司徒寒沙见大弟子黄人雄越众而出便心知不妙,他这个徒弟性情火暴,言出无忌,又不知临家大小姐的厉害,若是出言不逊必要受难。司徒寒沙本已是全神戒备,若是云烟出手,他说什么也要拦上一拦,哪知她竟身同鬼魅,自己还没看清她怎么出手,黄人雄已经被捏碎了下巴。他心中叹道:也罢也罢,自己连服侍她的丫鬟也打不过,临大小姐亲自出手又岂是自己拦得住的?
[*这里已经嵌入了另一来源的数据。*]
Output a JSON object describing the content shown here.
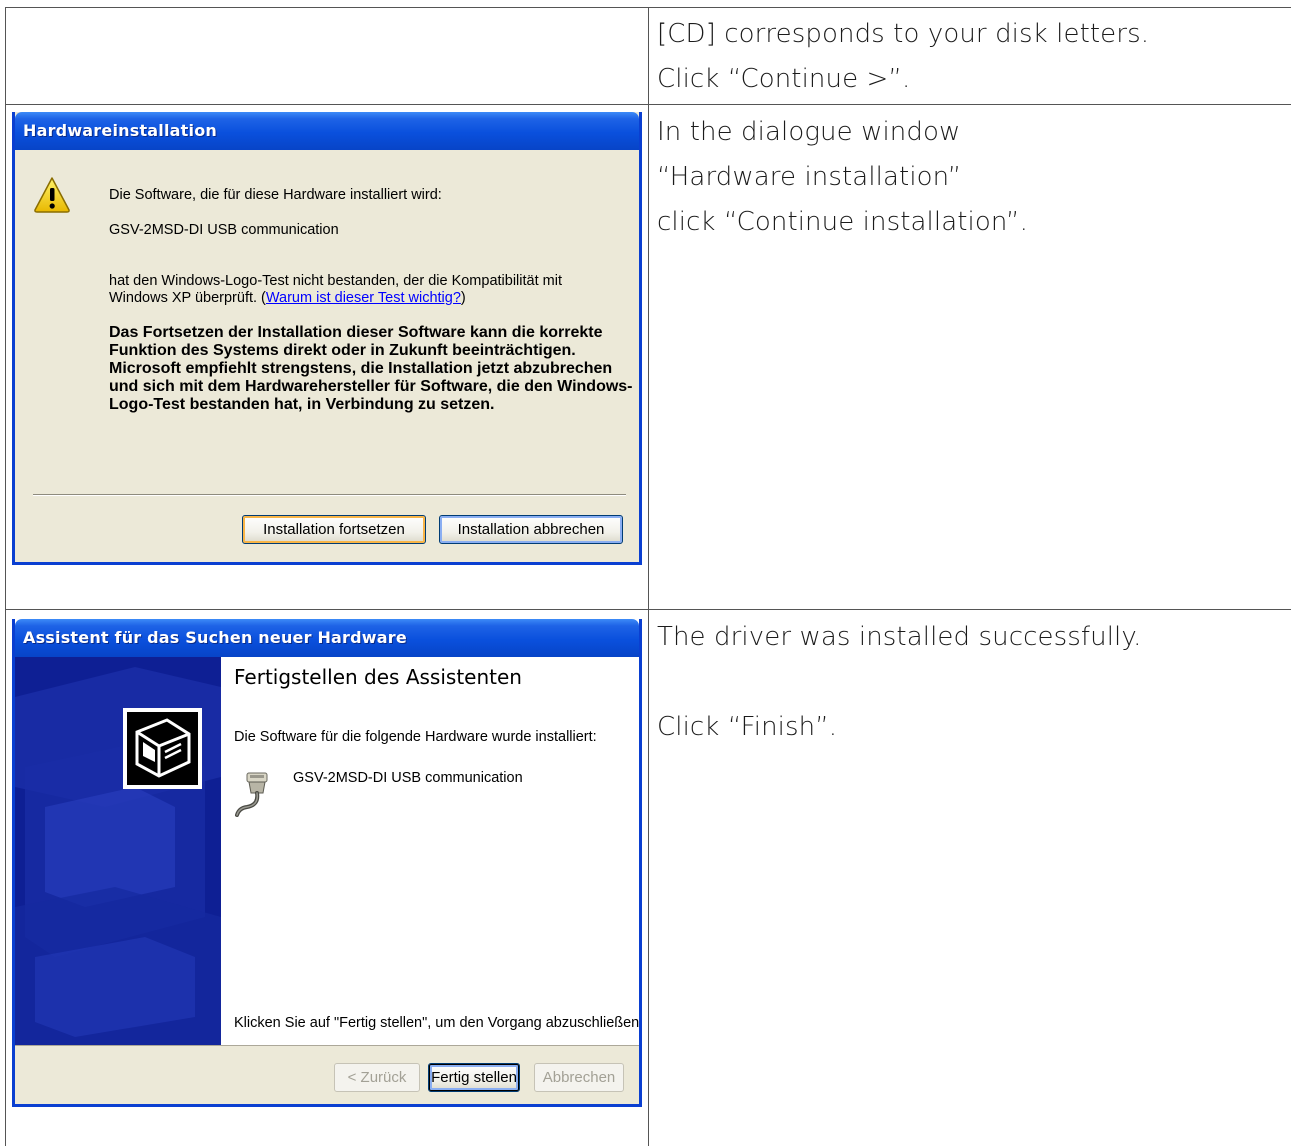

黄人雄被人抬了下去,那些趾高气扬、一脸凶像的弟子们,现在冷汗直冒,静若寒蝉。司徒寒沙脸色阴沉,走到司徒汇面前,厉声道:“畜生,看你做的好事。平日里教训你莫要贪恋美色,戒骄戒躁,你总是不听。今天你犯下大错,冒犯了临大小姐,我这便废了你的武功,看你以后还敢再犯。”说完看了一眼云烟。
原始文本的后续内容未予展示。